Les Birmans votent dimanche lors d'élections parlementaires et régionales sans grand suspense : les deux grands partis sont très proches du pouvoir, l'opposition est privée d'Aung San Suu Kyi, et la campagne entâchée d'irrégularités.
AFP - Les bureaux de vote ont ouvert dimanche en Birmanie, premières élections depuis 20 ans dénoncées comme une mascarade en Occident en l'absence de l'opposante Aung San Suu Kyi, mais vues par une partie de l'opposition comme une étape vers une évolution à terme du régime militaire.
Plus de 29 millions de personnes étaient appelées aux urnes dans quelque 40.000
bureaux de vote, pour un scrutin déjà marqué par des accusations de fraude contre le parti pro-junte.
En 1990, l'élection avait été remportée par la Ligue nationale pour la démocratie (LND) de la lauréate du prix Nobel de la paix, qui n'a jamais été autorisée à prendre le pouvoir et demeure aujourd'hui en résidence surveillée.
Mais la LND boycotte ce scrutin et a en conséquence été dissoute.
Campagne déséquilibrée
Cette fois, soulignent les experts, le régime a pris ses précautions pour s'assurer de la victoire, avec parmi les enjeux majeurs la question de la participation, qui a fait l'objet d'un violent débat au sein de l'opposition.
La très controversée constitution de 2008 réserve un quart des sièges aux militaires en activité dans les deux assemblées nationales et les 14 assemblées régionales qui vont être créées.
Et la campagne électorale a été organisée pour favoriser le Parti de la solidarité et du développement de l'Union (USDP), créature de la junte, et dans une moindre mesure le Parti de l'unité nationale (NUP), proche de l'ancien régime du général Ne Win (1962-1988).
La secrétaire d'Etat américaine Hillary Clinton a dénué dimanche au scrutin toute crédibilité. "Nous regardons aujourd'hui la Birmanie tenir des élections faussées qui, une fois encore, mettent en lumière les abus de la junte militaire", a-t-elle déclaré à l'Université de Melbourne.
L'opposition s'avance principalement avec deux petits partis, la Force démocratique nationale, créée par les transfuges de la LND opposés au boycott, et le Parti démocrate.
Mais ils n'ont pu aligner chacun qu'un peu plus de 150 candidats pour les quelque 1.160 sièges qui restent à pourvoir.
La campagne a été réduite à sa plus simple expression par la junte, provoquant un immense déficit d'information pour les électeurs.
"Je ne connais aucun parti.

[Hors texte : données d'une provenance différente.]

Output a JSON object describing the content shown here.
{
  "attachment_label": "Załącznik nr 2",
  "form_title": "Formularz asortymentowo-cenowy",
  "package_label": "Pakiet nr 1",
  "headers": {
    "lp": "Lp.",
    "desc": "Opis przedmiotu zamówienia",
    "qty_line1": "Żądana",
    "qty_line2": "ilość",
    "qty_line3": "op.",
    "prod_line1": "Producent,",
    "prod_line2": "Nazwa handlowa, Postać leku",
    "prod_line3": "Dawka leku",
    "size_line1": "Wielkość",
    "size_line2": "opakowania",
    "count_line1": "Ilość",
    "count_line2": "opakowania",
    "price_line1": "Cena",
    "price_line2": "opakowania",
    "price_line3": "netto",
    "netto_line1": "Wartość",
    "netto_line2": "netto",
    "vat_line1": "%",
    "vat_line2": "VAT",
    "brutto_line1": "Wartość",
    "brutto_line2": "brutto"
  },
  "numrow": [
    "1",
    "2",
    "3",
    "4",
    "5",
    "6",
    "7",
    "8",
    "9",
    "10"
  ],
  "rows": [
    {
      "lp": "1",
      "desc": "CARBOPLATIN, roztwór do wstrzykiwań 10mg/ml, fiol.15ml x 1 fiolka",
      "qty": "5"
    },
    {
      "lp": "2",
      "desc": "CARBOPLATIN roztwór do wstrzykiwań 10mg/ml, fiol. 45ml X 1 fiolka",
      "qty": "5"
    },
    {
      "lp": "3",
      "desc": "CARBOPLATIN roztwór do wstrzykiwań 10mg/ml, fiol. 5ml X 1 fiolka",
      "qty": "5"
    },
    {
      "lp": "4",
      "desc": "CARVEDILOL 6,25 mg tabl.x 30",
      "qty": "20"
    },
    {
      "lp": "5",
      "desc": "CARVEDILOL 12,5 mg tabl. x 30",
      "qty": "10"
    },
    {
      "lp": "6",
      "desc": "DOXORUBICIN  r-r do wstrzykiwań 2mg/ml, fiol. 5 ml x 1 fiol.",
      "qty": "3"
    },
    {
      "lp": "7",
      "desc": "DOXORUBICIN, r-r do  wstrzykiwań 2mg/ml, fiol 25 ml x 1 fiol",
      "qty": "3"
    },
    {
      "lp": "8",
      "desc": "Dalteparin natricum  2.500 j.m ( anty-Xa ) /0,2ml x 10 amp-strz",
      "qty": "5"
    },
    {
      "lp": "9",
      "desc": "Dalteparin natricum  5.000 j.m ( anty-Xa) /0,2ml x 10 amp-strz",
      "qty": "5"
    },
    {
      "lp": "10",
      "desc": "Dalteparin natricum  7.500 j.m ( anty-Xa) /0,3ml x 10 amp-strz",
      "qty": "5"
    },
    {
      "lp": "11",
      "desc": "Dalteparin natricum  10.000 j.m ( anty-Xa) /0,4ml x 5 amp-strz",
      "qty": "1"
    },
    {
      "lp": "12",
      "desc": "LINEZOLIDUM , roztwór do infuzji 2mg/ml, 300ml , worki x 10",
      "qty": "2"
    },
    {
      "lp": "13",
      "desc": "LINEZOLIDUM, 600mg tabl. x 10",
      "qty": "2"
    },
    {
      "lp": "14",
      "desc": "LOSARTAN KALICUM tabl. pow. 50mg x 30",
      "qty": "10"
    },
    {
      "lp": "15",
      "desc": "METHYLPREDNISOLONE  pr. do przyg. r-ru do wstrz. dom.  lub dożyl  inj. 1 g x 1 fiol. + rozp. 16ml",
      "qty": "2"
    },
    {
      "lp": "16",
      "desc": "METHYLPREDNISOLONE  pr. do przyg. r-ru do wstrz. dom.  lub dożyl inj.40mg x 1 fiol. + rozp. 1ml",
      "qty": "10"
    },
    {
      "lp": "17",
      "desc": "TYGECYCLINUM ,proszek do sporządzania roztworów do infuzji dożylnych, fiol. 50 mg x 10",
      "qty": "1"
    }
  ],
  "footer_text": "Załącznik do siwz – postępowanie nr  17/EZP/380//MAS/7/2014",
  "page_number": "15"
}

Je voterai en fonction de ce que me dira ma mère. Je n'attends rien", a indiqué à l'AFP Myo Zaw, 22 ans, livreur de journaux à Rangoun.
Observateurs et journalistes interdits
La junte a fait face ces derniers jours à de nombreuses accusations de fraude.
Les deux principaux partis de l'opposition et plusieurs partis représentant les minorités ethniques, dont les relations avec le pouvoir sont de plus en plus tendues et font craindre des affrontements armés, ont accusé l'USDP d'avoir recueilli illégalement des voix cette semaine en faisant signer des électeurs prétendument indisponibles dimanche.
Le réseau internet a par ailleurs fait face à un ralentissement et à des coupures sporadiques, certains dénonçant une tentative du régime d'empêcher les informations de sortir du pays.
Les autorités, qui ont sensiblement renforcé les mesures de sécurité, ont également interdit l'entrée sur le territoire d'observateurs et médias étrangers, proposant aux journalistes et diplomates en poste à Rangoun des visites organisées des bureaux de vote. Une offre que l'Union européenne a rejetée.
Mais certains experts et activistes estiment malgré tout que ce scrutin est une étape-clé vers une évolution du paysage politique, même s'il ne faut pas compter en mois, mais en années, pour espérer une véritable ouverture.
"L'opposition ne peut gagner. Mais ça ne veut pas dire que ces élections sont sans conséquence", estime ainsi David Steinberg, expert de la Birmanie à l'université Georgetown (Etats-Unis). "C'est la première élection en 50 ans où il peut y avoir des voix de l'opposition au parlement. C'est significatif".